According to Deputy Chief of Police Ken Leendertse, the cameras have been installed first and foremost as a crime “deterrence” measure. Dean Collett, a local businessman and the only other source used in the story, states he’s all for upping virtual police presence in the form of more cameras, provided that they are “used to curb major crime and as an investigators’ tool.”
It’s questionable whether the presence of cameras prevents major crime, although as a tool for detection the results are more convincing. Surveillance cameras did not prevent the abduction and violent death of British toddler James Bulger nor the bombings in London’s Underground in 2005 – they did produce compelling imagery and facilitated in the identification of the perpetrators. But detection and deterrence are very different animals.
Particularly important to consider are findings from the most comprehensive analysis of CCTV effectiveness, commissioned by the Home Office in the UK. Among the many highlights: “CCTV is an ineffective tool if the aim is to reduce overall crime rates and make people feel safer.
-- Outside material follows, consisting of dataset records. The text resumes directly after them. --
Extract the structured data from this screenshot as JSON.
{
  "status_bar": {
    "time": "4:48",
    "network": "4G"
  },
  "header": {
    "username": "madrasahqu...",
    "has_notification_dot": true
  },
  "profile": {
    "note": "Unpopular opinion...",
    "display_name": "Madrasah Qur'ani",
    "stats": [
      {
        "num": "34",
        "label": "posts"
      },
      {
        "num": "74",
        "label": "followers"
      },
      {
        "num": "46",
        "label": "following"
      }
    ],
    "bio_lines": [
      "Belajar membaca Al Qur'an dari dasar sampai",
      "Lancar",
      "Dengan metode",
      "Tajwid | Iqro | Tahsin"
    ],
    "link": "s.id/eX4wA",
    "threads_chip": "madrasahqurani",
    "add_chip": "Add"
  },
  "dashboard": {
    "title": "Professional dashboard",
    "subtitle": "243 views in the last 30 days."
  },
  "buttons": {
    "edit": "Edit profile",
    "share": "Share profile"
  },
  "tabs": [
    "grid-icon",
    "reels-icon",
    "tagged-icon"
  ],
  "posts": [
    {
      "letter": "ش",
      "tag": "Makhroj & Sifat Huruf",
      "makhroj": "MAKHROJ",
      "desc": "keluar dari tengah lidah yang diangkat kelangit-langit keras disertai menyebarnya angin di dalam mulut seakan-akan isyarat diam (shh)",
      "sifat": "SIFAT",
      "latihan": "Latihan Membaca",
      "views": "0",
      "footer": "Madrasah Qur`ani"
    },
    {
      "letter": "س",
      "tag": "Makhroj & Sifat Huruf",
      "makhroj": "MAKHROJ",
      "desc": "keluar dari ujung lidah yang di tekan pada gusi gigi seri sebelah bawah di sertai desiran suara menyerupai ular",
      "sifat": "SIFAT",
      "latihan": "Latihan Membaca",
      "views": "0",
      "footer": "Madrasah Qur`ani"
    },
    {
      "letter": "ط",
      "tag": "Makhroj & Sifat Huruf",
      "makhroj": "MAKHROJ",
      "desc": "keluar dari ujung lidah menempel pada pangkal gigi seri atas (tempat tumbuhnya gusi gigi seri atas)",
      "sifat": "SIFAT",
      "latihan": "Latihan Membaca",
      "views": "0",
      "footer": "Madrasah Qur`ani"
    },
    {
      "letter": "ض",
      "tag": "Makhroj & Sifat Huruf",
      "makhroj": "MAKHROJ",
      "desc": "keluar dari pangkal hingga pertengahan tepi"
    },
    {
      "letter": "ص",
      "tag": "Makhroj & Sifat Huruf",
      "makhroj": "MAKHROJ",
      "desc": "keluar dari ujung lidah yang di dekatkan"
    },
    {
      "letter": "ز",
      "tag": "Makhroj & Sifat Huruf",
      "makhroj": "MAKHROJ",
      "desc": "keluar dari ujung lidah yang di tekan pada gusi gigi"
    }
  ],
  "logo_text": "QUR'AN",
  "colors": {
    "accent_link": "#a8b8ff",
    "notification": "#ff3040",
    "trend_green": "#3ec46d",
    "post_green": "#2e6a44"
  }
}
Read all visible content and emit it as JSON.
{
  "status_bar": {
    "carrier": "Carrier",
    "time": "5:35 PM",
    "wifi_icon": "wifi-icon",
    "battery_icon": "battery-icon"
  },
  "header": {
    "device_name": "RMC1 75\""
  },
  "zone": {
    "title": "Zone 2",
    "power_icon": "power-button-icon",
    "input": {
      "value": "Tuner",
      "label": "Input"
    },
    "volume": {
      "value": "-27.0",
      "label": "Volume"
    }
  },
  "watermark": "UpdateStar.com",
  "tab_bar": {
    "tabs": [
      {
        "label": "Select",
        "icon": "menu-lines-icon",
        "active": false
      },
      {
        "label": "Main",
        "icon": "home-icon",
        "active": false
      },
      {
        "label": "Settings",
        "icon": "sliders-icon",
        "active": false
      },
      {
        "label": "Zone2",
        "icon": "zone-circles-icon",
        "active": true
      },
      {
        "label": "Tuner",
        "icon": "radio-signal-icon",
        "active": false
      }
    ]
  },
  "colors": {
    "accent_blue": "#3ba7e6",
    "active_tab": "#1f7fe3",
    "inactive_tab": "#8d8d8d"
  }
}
The CCTV systems installed in 14 areas mostly failed to reduce crime (with a single exception), mostly failed to allay public fear of crime (with three exceptions) and the vast majority of specific aims set for the various CCTV schemes were not achieve.”
The omission of research evidence about efficacy and deterrence in a public policy story about surveillance suggests any number of the following: lazy journalism, the effects of editorial control, effective PR on the part of the police and business community, ineffective PR on the part of privacy advocates and others concerned about spending money on technology to solve social problems, or a combination of the above.
1) Things could be much worse for critics of increased public area surveillance in Canada. Hamilton, Ontario could be Columbia, South Carolina – in that corner of the world, there is a proposal before the local sheriff’s office to expand its existing 4 camera program to 400 new cameras. According to a report by the local broadcaster WIS 10 News, the biggest obstacle is money.
2) The debate about surveillance in Sweden, as outlined in this news announcement, from the Nordic Council of Ministers’ website, illustrates differences in the kinds of questions decision-makers are entertaining, and how journalists might actually serve the public interest in helping to create an arena for competing ideas to circulate rather than offering space for the ideas of elites to dominate.